Colorado’s roster looks similar to a season ago, with a couple of tweaks. The team added more of a veteran presence with left wing Matt Calvert and defenseman Ian Cole. They also traded with Washington to acquire goaltender Philipp Grubauer as an insurance policy in case the injury-plagued Semyon Varlamov gets hurt.
A return trip to the playoffs won’t be easy — the Central Division is stacked with Stanley Cup contenders.
“Are we one of them?” Landeskog quickly added.
“It’s important to realize there’s a difference between being confident and being cocky,” said Landeskog, whose team lost in six games to Nashville during the first round last April. “We have to make sure we’re confident and have that swagger, but not thinking we’re better than we are, either.”
Not an issue.
They still remember 2016-17, when they accumulated a league-low 48 points. They rebounded to 95 points last season, making the postseason on the final day by beating St. Louis 5-2 in a winner-take-all showdown.

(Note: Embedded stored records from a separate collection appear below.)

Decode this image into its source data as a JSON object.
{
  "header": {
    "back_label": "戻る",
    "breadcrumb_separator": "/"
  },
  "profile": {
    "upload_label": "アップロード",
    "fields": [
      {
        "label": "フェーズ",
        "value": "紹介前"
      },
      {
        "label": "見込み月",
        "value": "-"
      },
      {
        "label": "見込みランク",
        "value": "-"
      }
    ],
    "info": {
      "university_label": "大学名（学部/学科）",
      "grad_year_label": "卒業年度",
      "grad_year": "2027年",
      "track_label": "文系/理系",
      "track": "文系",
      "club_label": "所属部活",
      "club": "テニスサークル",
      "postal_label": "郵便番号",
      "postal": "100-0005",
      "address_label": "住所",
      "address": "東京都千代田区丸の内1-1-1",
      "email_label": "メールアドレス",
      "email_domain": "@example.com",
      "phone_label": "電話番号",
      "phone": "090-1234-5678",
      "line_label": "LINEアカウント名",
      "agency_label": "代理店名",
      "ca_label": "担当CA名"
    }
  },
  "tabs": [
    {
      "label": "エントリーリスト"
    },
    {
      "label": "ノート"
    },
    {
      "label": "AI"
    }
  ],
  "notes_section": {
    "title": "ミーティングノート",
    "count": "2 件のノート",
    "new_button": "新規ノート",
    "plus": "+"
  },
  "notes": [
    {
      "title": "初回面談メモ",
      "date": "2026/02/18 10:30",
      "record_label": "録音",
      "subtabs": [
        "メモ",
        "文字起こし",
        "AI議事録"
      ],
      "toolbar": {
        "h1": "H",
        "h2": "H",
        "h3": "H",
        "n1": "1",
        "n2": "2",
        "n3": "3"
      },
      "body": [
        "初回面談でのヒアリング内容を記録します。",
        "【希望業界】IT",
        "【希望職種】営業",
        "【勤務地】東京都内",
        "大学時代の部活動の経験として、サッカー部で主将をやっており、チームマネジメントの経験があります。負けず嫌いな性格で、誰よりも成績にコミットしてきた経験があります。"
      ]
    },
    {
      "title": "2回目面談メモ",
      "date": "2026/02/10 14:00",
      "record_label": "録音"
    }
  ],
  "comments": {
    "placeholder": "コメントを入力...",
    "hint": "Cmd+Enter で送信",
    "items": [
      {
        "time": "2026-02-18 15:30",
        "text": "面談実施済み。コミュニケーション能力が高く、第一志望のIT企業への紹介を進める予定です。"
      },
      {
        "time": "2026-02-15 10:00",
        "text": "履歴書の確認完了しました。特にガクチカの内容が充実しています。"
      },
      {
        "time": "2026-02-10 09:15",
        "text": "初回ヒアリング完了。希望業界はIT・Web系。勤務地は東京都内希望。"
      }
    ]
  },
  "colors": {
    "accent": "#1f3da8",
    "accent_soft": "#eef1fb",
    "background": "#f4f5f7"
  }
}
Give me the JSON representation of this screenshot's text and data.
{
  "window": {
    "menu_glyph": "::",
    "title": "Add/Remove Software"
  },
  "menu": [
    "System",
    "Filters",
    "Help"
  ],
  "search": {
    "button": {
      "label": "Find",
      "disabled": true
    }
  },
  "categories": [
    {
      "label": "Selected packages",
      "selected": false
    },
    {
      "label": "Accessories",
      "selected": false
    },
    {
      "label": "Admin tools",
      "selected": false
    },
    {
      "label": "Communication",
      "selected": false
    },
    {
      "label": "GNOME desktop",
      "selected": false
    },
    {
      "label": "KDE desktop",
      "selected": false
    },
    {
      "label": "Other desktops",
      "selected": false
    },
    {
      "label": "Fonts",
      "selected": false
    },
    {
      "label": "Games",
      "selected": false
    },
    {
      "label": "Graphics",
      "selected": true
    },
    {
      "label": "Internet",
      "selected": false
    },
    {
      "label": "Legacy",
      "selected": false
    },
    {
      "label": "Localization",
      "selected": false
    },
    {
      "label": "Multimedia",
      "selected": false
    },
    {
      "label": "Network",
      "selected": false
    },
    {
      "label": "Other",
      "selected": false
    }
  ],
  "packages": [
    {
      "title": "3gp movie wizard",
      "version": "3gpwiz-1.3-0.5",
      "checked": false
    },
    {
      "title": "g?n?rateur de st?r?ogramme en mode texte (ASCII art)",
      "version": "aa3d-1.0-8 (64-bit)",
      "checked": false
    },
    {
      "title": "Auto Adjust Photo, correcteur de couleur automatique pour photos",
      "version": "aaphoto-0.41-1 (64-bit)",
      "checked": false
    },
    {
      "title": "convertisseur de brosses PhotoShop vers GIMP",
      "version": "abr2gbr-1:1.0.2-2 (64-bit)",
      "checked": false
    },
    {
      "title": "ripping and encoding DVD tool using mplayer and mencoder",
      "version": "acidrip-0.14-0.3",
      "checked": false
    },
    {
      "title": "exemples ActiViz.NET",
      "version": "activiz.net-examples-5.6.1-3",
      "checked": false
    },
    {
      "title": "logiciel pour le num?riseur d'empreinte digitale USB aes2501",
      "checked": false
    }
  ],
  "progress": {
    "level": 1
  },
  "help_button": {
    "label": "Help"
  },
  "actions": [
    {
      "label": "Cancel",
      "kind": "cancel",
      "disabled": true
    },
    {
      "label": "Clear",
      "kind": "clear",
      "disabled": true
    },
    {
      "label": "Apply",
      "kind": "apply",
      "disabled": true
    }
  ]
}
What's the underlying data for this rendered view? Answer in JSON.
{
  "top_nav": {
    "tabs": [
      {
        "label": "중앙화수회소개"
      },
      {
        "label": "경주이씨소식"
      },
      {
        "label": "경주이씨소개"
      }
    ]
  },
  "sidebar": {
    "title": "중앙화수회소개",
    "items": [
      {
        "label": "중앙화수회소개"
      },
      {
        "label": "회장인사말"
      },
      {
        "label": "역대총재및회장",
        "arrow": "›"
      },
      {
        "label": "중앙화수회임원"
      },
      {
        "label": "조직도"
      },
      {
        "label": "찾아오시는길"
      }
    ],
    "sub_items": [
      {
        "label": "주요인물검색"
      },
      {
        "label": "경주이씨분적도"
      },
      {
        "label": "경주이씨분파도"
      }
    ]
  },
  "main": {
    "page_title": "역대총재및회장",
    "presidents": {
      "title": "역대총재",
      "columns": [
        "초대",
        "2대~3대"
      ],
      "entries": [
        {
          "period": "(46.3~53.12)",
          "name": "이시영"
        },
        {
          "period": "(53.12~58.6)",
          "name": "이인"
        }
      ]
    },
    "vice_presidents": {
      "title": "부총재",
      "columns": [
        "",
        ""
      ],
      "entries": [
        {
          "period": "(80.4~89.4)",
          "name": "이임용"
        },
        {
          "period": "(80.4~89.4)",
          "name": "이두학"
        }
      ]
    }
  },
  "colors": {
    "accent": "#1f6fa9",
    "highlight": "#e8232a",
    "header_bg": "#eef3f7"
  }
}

“Last year we had something to prove and had a chip on our shoulder,” defenseman Tyson Barrie said. “That worked well for us. Not a lot of people expected much out of us. It felt really good to prove them wrong.”
Colorado was one of the youngest teams in the league last season, with 11 different rookies dressing. They brought energy to an already speedy team.
“That injection of young guys coming in, really enthusiastic and excited to play, really rubbed off on a lot of guys,” Landeskog said. “It showed in the way we played. We’re still young, and it’s just a matter of taking that next step.”
MacKinnon is coming off a monster season in which he had 97 points (39 goals, 58 assists). It was the most points by an Avalanche player since Hall of Famer turned general manager Joe Sakic had 100 in 2006-07.
MacKinnon wants to elevate his game to an even higher level.
“I’m trying to be the best me, and hopefully that’s the best player in the NHL,” said MacKinnon, the top pick in the 2013 draft. “I’m doing everything I can to get better.”
Varlamov was solid in net for the Avalanche, before suffering a knee injury against Chicago on March 30 and missing the rest of the season, including the playoffs. He’s healthy again and ready to contend with Grubauer for playing time.
“Every year is a big, big year,” Varlamov said. “Every year you try to improve yourself.”
Grubauer, who is coming off a Stanley Cup win with the Capitals, was asked how many games he hopes to start.
“I want to play every one,” he cracked. “I’m really stoked to be here. I think there are big things coming up here.
“The team is really young and that makes it really exciting for everybody. In Washington, the last couple of years, we learned from our mistakes. You saw it a couple seasons ago — Colorado wasn’t the best and then the next season they took off. We’ve got to build on that from last year, for sure.”